To Love and to Loathe (The Regency Vows #2)(94)
“Dear Grandmama,” he said, stooping down to kiss her cheek before taking an enormous bite out of his tart. “How delightful to see you.”
“Do not play stupid with me, young man,” she said, lowering her lorgnette and fixing him with a beady-eyed stare. Braver men than he had quailed before such a look, but he stood his ground, shoving the other half of his tart into his mouth, which had the advantage of momentarily preventing him from answering.
As he’d expected, she did not hesitate to fill the silence. “You and Lady Templeton could barely keep your eyes off of each other a few days ago—made me deucedly uncomfortable, if you must know. It felt as though we were interrupting something, merely by being in the same room with you. It was positively indecent.” Jeremy noted absently that he distinctly did not enjoy hearing Diana being called by her late husband’s title, despite the fact that it was, of course, her name, and the only one by which she could reasonably expect to be called. “Now she won’t even look at you. So I repeat”—and here the dowager marchioness reached out a bony but deceptively strong hand, extended her index finger, and jabbed him in the chest with each word—“what. Have. You. Done?”
“A difference of opinion on a trifling matter, no more,” Jeremy said dismissively, plastering his face with his best devil-may-care smile. “I expect we will be right as rain in no time.” He expected nothing of the sort, of course, and in fact considered it a minor miracle that Diana hadn’t yet seized one of the serving knives and used it to pin him to the wall for target practice.
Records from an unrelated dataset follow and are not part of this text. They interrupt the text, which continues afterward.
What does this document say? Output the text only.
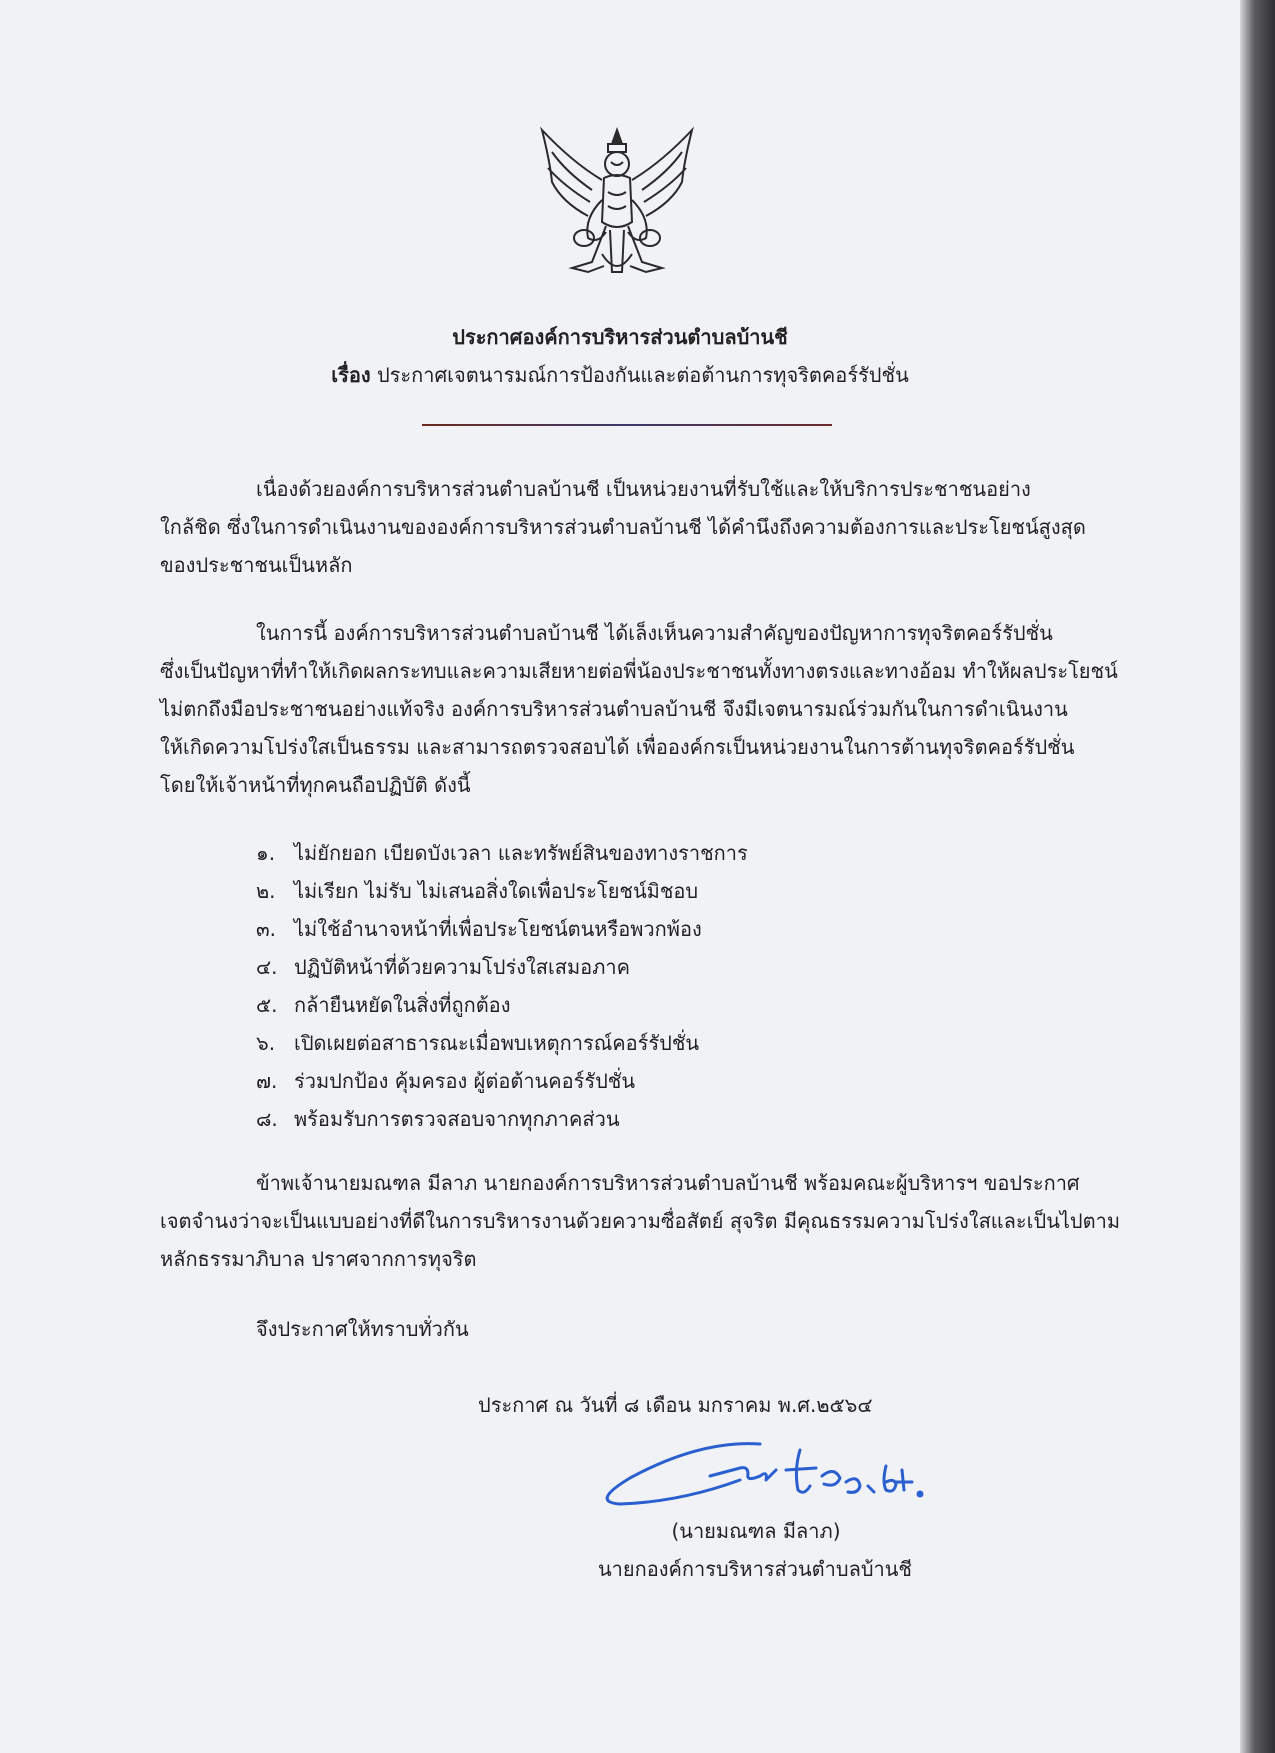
ประกาศองค์การบริหารส่วนตำบลบ้านชี
เรื่อง ประกาศเจตนารมณ์การป้องกันและต่อต้านการทุจริตคอร์รัปชั่น
เนื่องด้วยองค์การบริหารส่วนตำบลบ้านชี เป็นหน่วยงานที่รับใช้และให้บริการประชาชนอย่าง
ใกล้ชิด ซึ่งในการดำเนินงานขององค์การบริหารส่วนตำบลบ้านชี ได้คำนึงถึงความต้องการและประโยชน์สูงสุด
ของประชาชนเป็นหลัก
ในการนี้ องค์การบริหารส่วนตำบลบ้านชี ได้เล็งเห็นความสำคัญของปัญหาการทุจริตคอร์รัปชั่น
ซึ่งเป็นปัญหาที่ทำให้เกิดผลกระทบและความเสียหายต่อพี่น้องประชาชนทั้งทางตรงและทางอ้อม ทำให้ผลประโยชน์
ไม่ตกถึงมือประชาชนอย่างแท้จริง องค์การบริหารส่วนตำบลบ้านชี จึงมีเจตนารมณ์ร่วมกันในการดำเนินงาน
ให้เกิดความโปร่งใสเป็นธรรม และสามารถตรวจสอบได้ เพื่อองค์กรเป็นหน่วยงานในการต้านทุจริตคอร์รัปชั่น
โดยให้เจ้าหน้าที่ทุกคนถือปฏิบัติ ดังนี้
๑. ไม่ยักยอก เบียดบังเวลา และทรัพย์สินของทางราชการ
๒. ไม่เรียก ไม่รับ ไม่เสนอสิ่งใดเพื่อประโยชน์มิชอบ
๓. ไม่ใช้อำนาจหน้าที่เพื่อประโยชน์ตนหรือพวกพ้อง
๔. ปฏิบัติหน้าที่ด้วยความโปร่งใสเสมอภาค
๕. กล้ายืนหยัดในสิ่งที่ถูกต้อง
๖. เปิดเผยต่อสาธารณะเมื่อพบเหตุการณ์คอร์รัปชั่น
๗. ร่วมปกป้อง คุ้มครอง ผู้ต่อต้านคอร์รัปชั่น
๘. พร้อมรับการตรวจสอบจากทุกภาคส่วน
ข้าพเจ้านายมณฑล มีลาภ นายกองค์การบริหารส่วนตำบลบ้านชี พร้อมคณะผู้บริหารฯ ขอประกาศ
เจตจำนงว่าจะเป็นแบบอย่างที่ดีในการบริหารงานด้วยความซื่อสัตย์ สุจริต มีคุณธรรมความโปร่งใสและเป็นไปตาม
หลักธรรมาภิบาล ปราศจากการทุจริต
จึงประกาศให้ทราบทั่วกัน
ประกาศ ณ วันที่ ๘ เดือน มกราคม พ.ศ.๒๕๖๔
(นายมณฑล มีลาภ)
นายกองค์การบริหารส่วนตำบลบ้านชี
“You think that addlepated smile works to fool everyone around you, and perhaps it does, but please understand that it has no effect on me whatsoever,” his grandmother said crisply. “If you think that drinking and smiling and whoring your way through society will make me forget that you are the most intelligent man in your family, or possibly of my acquaintance, then you are very wrong indeed.”
“David was the most intelligent man in the family,” Jeremy said automatically. He felt as though he had some sort of mental registry of comments about his brother on which he could rely at any necessary moment. All of them true, all of them accurate representations of his feelings for and memories of David, but all of them by now so rote that he could utter them without having to actually think about David, about the fact that he was no longer alive and that he, Jeremy, was standing here in his shoes instead.
“What utter nonsense,” his grandmother said, drawing him out of his thoughts rather effectively. His eyes flicked to her face and held there, startled by the fervent gleam he saw in her gaze. “Is that what you’ve been telling yourself?”
“I… well…” He wasn’t at all sure how to respond to such an inquiry, and settled on a feeble “Yes?”
“The man got himself killed in a curricle accident,” she said, clearly enunciating each word. “He was hardly a staggering intellectual giant.”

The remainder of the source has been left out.